Islamic scholar criticises German Muslim debate

Germany's first professor for Islamic religion has criticised talk of an alleged Islamist threat in the country amid increasing political calls for foreigners to do more to integrate themselves into German society.

Muhammad Sven Kalisch, professor for the religion of Islam at the University of Muenster, told Deutsche Presse-Agentur dpa he was concerned that the difference between Islam and the western world "is being so exaggerated in the way it is now".

Kalisch said if minorities cut themselves off from society "or are perceived to be cut off" it leads to mistrust.

The Turkish ambassador in Berlin, Mehmet Ali

Irtemcelik, also warned against Muslims being "unjustly placed in the dock".

He told Focus news magazine to appear Monday that the Islamist issue was being "irresponsibly exaggerated". Only 3 to 4 percent of Turks living in Germany could be counted as Islamist, he said.

The comments come amid warnings of an Islamic "parallel culture" in Germany in a debate which has been sparked by violence in the Netherlands following the killing of Islam-critical film director Theo van Gogh.

In remarks to be delivered later Saturday, Chancellor Gerhard Schroeder appealed on the country's 3.4 million Muslims to assimilate themselves better into German society.

Schroeder said the wave of violence in the Netherlands and a firebombing at a mosque in Germany show there must be no "parallel cultures" in predominately secular and Christian Germany.

"There can be no room for either lawlessness nor for parallel cultures in our society," he said in the speech to be delivered during ceremonies at Berlin's Jewish Museum honouring former German President Johannes Rau.

"I call on Muslims in Germany to make greater strides in assimilating themselves into German society more fully," Schroeder said.

Centre-right politicians have been making similar calls, with Bavarian Prime Minister Edmund Stoiber telling the Christian Social Union (CSU) party congress in Munich Saturday that Christian values had to be defended.

"Yes to openness and tolerance, no to Islamic headscarves," he said.

Last week lawmakers in Bavaria passed legislation barring Muslim teachers from wearing headscarves at publicly-funded schools.

Stoiber said immigrants should have to "declare their support for Germany and its basic values" and accept that Germany was a Christian country.

The CSU congress agreed unanimously to support moves to cut welfare benefits for foreigners who were not willing to be integrated.

Joerg Schoenbohm, the Christian Democrat Union (CDU) interior minister of Brandenburg state, meanwhile accused some foreigners in Germany of "forming ghettoes because they despise us Germans".

Schoenbohm told Der Spiegel news magazine that foreigners in Germany should accept Germany's defining culture.

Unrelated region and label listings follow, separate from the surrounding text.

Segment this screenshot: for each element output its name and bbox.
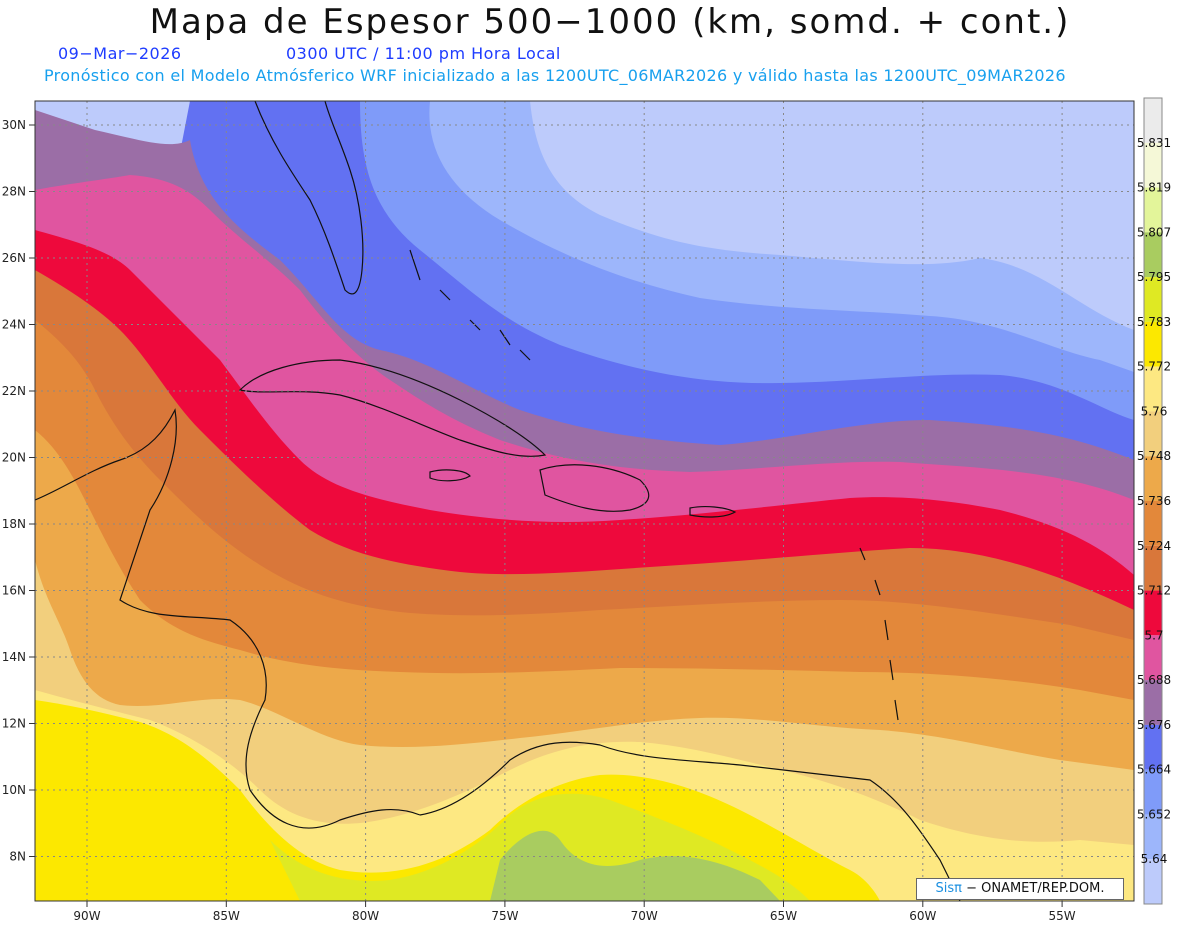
forecast-time: 0300 UTC / 11:00 pm Hora Local	[286, 44, 561, 63]
puerto-rico-coast	[689, 506, 737, 518]
lat-tick-label: 14N	[2, 650, 26, 664]
colorbar-level-label: 5.676	[1137, 718, 1171, 732]
model-run-info: Pronóstico con el Modelo Atmósferico WRF…	[44, 66, 1066, 85]
colorbar-swatch	[1144, 769, 1162, 815]
colorbar-swatch	[1144, 187, 1162, 233]
colorbar-level-label: 5.795	[1137, 270, 1171, 284]
lon-tick-label: 60W	[909, 909, 936, 923]
colorbar-level-label: 5.736	[1137, 494, 1171, 508]
colorbar-swatch	[1144, 277, 1162, 322]
lat-tick-label: 20N	[2, 451, 26, 465]
map-frame	[34, 100, 1135, 902]
contour-fill-layer	[35, 101, 1134, 901]
colorbar-swatch	[1144, 545, 1162, 591]
colorbar-level-label: 5.7	[1144, 628, 1163, 642]
longitude-axis: 90W 85W 80W 75W 70W 65W 60W 55W	[73, 901, 1076, 923]
colorbar-level-label: 5.712	[1137, 584, 1171, 598]
colorbar-level-label: 5.724	[1137, 539, 1171, 553]
hispaniola-coast	[539, 464, 650, 512]
colorbar-level-label: 5.748	[1137, 449, 1171, 463]
lat-tick-label: 24N	[2, 318, 26, 332]
lat-tick-label: 30N	[2, 118, 26, 132]
colorbar-level-label: 5.76	[1141, 404, 1168, 418]
colorbar-level-label: 5.819	[1137, 181, 1171, 195]
lat-tick-label: 22N	[2, 384, 26, 398]
florida-coast	[254, 101, 364, 295]
colorbar-frame	[1143, 97, 1163, 905]
lon-tick-label: 55W	[1049, 909, 1076, 923]
colorbar-swatch	[1144, 366, 1162, 412]
lon-tick-label: 70W	[631, 909, 658, 923]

"We shouldn't allow this common ground to be destroyed by foreigners," he said.

In the debate on integration, opposition conservatives have been calling on all immigrants to be compelled to learn German. There have also been demands for a ban on preaching in mosques in any language other than German.

Last week, Schroeder's Greens coalition partner called for establishing a Muslim public holiday in Germany as a reaction to violence in the Netherlands.

Both Germany's Greens Environment Minister, Juergen Trittin, and the deputy chairman of the Greens in parliament, Hans-Christian Stroebele backed the move.

But the proposal was roundly attacked by the opposition. Guenther Beckstein, the Bavarian interior minister, said it proved the Greens could not let go of their "starry-eyed" dream of a multi-cultural society which has long since "failed".